Dylan was told he needed to stay away from football and contact sport for six months. In November 2019 he started to ease back into it with Carlow IT, to build up his fitness, and it didn’t take the O’Donovan Rossa footballer long to hit his stride again and show the form that had seen involved with Keith Ricken’s Cork U20 footballers before his accident.
‘I was training a couple of nights a week with Cork but things didn't go my way in Greece,’ he says.
‘I remember Keith gave me a number four jersey with all the players’ signatures on it from the Munster U20 final (Cork beat Kerry 3-16 to 0-12 at Páirc Uí Rinn), he said “that could have been your jersey”, but that’s how life goes.
‘You have times in life when it goes against you, but you just have to pick yourself up, brush yourself down and go again,’ he reflects, ‘And that is a mantra Skibb have really picked up in the last few years: look, some things haven't gone our way but we need to drive on and push forward.
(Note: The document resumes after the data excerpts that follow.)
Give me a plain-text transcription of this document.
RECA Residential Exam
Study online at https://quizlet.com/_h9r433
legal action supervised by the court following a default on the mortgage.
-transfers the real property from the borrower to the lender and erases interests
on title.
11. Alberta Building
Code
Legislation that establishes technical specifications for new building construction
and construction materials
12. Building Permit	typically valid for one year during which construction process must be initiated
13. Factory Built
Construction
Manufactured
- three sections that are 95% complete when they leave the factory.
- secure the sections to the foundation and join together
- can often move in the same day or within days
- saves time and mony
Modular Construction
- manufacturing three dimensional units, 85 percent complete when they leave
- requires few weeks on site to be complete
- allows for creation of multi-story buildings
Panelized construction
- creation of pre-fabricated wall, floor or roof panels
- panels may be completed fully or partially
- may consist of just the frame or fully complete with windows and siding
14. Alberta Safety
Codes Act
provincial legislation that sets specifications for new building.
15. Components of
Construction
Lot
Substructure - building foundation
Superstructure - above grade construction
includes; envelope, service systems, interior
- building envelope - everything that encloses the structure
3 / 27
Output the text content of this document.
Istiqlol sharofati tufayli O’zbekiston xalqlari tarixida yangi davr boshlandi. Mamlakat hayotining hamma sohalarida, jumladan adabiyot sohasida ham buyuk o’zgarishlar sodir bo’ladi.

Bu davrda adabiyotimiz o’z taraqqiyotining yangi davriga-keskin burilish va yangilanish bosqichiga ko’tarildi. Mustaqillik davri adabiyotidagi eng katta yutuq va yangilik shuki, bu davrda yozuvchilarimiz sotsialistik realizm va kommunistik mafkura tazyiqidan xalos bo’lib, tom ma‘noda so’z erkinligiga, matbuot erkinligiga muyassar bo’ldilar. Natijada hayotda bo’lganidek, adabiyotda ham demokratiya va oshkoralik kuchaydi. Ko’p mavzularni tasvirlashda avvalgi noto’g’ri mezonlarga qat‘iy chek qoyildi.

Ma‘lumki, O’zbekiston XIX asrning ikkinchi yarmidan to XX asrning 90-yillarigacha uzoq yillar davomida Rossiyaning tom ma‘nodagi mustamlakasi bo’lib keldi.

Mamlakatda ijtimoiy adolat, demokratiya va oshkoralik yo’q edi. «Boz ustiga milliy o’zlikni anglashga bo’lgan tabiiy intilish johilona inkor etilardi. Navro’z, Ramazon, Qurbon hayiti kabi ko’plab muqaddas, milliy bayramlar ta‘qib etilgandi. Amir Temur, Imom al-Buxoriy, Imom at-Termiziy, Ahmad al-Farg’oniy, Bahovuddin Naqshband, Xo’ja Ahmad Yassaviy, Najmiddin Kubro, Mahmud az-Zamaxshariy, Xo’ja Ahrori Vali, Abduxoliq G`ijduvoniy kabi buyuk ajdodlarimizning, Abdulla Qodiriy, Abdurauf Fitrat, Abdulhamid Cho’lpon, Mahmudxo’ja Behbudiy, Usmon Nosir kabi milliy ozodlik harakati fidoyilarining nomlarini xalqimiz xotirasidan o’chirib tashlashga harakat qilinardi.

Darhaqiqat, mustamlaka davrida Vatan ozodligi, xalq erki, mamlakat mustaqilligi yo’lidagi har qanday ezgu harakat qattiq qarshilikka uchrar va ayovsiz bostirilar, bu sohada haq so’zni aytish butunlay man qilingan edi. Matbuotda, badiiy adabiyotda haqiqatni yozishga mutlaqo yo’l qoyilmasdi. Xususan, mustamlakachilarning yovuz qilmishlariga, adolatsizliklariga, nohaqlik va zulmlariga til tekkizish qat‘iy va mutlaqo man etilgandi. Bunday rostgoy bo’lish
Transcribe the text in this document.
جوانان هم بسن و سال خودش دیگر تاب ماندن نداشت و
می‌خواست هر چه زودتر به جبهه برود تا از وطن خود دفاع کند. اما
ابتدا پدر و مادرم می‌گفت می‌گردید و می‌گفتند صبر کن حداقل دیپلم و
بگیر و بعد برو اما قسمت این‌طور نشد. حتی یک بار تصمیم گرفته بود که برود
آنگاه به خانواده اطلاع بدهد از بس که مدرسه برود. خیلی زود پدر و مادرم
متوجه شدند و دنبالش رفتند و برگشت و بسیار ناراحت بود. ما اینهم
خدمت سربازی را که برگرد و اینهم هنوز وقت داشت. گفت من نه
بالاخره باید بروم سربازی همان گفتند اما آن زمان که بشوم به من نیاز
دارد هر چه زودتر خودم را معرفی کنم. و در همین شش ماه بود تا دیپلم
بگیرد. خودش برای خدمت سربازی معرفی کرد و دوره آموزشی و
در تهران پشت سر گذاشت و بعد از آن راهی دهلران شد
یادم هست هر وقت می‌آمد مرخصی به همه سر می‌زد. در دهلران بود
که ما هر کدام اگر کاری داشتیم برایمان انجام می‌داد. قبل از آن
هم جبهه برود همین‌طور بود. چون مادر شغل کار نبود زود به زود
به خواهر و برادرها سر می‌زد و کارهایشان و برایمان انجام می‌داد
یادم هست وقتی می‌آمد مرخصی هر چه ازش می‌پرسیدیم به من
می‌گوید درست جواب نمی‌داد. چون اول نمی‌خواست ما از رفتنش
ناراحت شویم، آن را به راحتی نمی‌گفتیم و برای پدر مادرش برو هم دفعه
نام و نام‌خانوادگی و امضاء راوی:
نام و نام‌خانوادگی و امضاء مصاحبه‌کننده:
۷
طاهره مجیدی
‘We are knocking on the door and are there or thereabouts, but we want to get over the line.’
The drive for success starts this Sunday at home to Fermoy (12.30pm) as Dylan and Skibb stretch their legs in their opening game of the season.
It’s the chance to start the 2023 season on a winning note. It won’t all be plane sailing but the hope is Skibb’s footballers can spread their wings and fly.